Bob Cheswicki shrugged. “Russ is going to have to go out there anyway. He might as well go out there this morning with you. Let me get hold of him.”

“Thank you.”

Bob Cheswicki unearthed his phone from a pile of papers and began to dial. “Gregor, do you know what you’re doing? Have you got the least idea of what you’re trying on?”

“No,” Gregor said. “But I know I’m doing the right thing.”

That was true too.

Gregor felt thoroughly optimistic for the first time since he’d heard Hannah Krekorian start screaming.





Four


1


NUMBER 232 IN The Handbook of Daily Meditations for Codependents said it very clearly: You are in control of your own availability. Caroline knew it hadn’t been written to mean what she was making it mean at the moment. It meant you didn’t have to be emotionally there for anybody you didn’t want to be there for. It also meant that your time was your own. Nobody had the right to determine what you were going to do with it but you. That last part could be used to cover this, but not quite. Caroline didn’t really know what the writer of Daily Meditations would have made of this situation, or what Melody Beattie, John Bradshaw, or her father would have made of it either. Her father had been through something very similar to this when Jacqueline died. It had had no effect on his philosophy as far as Caroline could tell. The recovery movement wasn’t really prepared to take on institutional obligations like murder investigations and military draft laws and the requirement of all citizens to pay their income taxes. The recovery movement was much more comfortable with private and familial abuse. That way they could say over and over again that you were responsible to nobody but yourself. It didn’t matter that it didn’t make any sense.

Actually, to Caroline it did make sense. It was just a question of widening the vision a little. You were responsible to nobody and for nobody but yourself. You were in control of your own availability. It was the mark of a ravaged and codependent society that laws had been put in place to force you to behave otherwise.

This situation, as Caroline called it to herself, was the sight of Gregor Demarkian and a nondescript, vaguely black-Irish young man in an off-the-rack suit coming up the front walk. Caroline had seen them getting out of their cab when she looked up from her work just a few seconds before.

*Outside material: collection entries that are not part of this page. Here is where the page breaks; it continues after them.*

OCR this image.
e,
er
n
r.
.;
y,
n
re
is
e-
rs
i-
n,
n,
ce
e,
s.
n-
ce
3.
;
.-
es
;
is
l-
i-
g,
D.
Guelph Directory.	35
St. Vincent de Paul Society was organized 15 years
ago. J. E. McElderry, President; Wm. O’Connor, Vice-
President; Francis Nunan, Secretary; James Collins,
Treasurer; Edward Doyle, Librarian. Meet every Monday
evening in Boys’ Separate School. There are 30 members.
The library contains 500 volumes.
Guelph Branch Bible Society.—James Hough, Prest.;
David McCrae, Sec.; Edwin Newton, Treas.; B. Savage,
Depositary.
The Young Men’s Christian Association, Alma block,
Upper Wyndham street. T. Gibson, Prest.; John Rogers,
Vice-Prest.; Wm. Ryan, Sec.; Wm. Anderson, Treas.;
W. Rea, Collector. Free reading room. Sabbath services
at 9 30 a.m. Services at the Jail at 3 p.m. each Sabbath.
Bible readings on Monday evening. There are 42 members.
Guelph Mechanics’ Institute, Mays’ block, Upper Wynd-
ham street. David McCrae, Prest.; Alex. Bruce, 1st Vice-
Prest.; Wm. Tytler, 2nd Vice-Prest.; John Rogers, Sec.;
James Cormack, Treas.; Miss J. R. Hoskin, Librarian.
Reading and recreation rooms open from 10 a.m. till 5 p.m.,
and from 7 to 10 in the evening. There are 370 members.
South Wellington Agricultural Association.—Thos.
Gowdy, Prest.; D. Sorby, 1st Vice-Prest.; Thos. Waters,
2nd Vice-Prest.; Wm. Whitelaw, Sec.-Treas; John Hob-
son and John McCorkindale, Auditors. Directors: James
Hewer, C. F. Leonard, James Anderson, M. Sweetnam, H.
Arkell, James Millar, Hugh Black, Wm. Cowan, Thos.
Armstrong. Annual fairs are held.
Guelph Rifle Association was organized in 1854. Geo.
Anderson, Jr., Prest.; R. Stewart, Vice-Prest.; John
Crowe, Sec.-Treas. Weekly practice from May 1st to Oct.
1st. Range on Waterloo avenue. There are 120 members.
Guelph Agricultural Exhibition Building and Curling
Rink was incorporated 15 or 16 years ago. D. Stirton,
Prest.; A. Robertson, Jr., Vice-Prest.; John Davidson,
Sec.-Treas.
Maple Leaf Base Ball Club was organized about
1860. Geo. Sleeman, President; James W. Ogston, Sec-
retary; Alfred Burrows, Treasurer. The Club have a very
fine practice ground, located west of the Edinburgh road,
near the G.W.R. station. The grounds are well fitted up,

Caroline was working at home, in the first floor living room of the town house she shared with her brother and sister (and until last night had shared with her father) because she knew from experience that her office was going to be impossible today. It didn’t matter that it was Saturday. Half the people who would normally be at home in bed would come out just to see her. There she was, daughter of the dead man, orphaned by a couple of murders. The people who didn’t come would call, and to their number would be added all the reporters who had managed to get a hold on this story and who wouldn’t want to let it go. One or two journalists might easily get a book contract out of it. Caroline had a lot of work to do. She had a series of demonstrations in Boston next week. She had the next six months of shows to present in outline before the station’s programming board next month. She had a show to tape this coming Tuesday night. If she had loved her father, she would have dropped it all, to do her grief work. She expected to be overwhelmed with rage at any moment, furious at him for abandoning her by dying. In the meantime, she had to draw illustrations for a set of cardboard panels giving step-by-step instructions for how to build a gazebo.